14. El uso del polipéptido, la molécula de ácido nucleico, el vector, la célula huésped aislada o la composición farmacéutica, según la reivindicación 13, en el que el trastorno del embarazo es la enfermedad trofoblástica de la gestación.

15. El uso del polipéptido, la molécula de ácido nucleico, el vector, la célula huésped aislada o la composición farmacéutica, según la reivindicación 13, en el que el trastorno inherente al desarrollo es el síndrome de Silver-Russell.

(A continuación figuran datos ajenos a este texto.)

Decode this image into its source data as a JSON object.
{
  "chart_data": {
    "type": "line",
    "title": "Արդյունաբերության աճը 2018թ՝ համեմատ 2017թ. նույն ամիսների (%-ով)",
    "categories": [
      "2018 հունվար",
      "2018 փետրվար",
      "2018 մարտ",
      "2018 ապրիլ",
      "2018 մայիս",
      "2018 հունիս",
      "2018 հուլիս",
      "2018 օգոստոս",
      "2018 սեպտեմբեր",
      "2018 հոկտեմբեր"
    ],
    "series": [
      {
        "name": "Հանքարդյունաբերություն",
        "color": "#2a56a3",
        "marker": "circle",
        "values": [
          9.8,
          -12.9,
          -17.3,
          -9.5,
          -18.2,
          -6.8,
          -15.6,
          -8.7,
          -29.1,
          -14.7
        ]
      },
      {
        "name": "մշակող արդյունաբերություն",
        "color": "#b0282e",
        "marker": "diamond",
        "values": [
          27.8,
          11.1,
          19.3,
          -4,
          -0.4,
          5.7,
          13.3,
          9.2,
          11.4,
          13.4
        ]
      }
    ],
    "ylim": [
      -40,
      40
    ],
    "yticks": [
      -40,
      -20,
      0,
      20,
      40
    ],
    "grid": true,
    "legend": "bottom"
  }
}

16. El uso del polipéptido, la molécula de ácido nucleico, el vector, la célula huésped aislada o la composición farmacéutica, según la reivindicación 13, en el que el trastorno metabólico está seleccionado entre diabetes mellitus, osteoporosis, obesidad, caquexia, SIDA y enfermedad renal.

17. El uso del polipéptido, la molécula de ácido nucleico, el vector, la célula huésped aislada o la composición farmacéutica, según la reivindicación 13, en el que la infección está seleccionada entre infección viral, infección bacteriana, infección fúngica e infección parasítaria.

18. Un polipéptido según una cualquiera de las reivindicaciones 1 a 3, una molécula de ácido nucleico según una cualquiera de las reivindicaciones 4 a 6, un vector según la reivindicación 7, una célula huésped aislada según la reivindicación 8 o una composición farmacéutica, según la reivindicación 11, para usar en la fabricación de un medicamento para el tratamiento de una enfermedad en la que están implicadas proteínas de hormonas del crecimiento.

19. Un método de identificación de un compuesto eficaz para el tratamiento y/o el diagnóstico de una enfermedad, que comprende poner en contacto un polipéptido según una cualquiera de las reivindicaciones 1 a 3, o una molécula de ácido nucleico según una cualquiera de las reivindicaciones 4 a 6, con uno o más compuestos que se cree que poseen afinidad de unión para dicho polipéptido o dicha molécula de ácido nucleico, y seleccionar un compuesto que se une específicamente con dicha molécula de ácido nucleico o dicho polipéptido.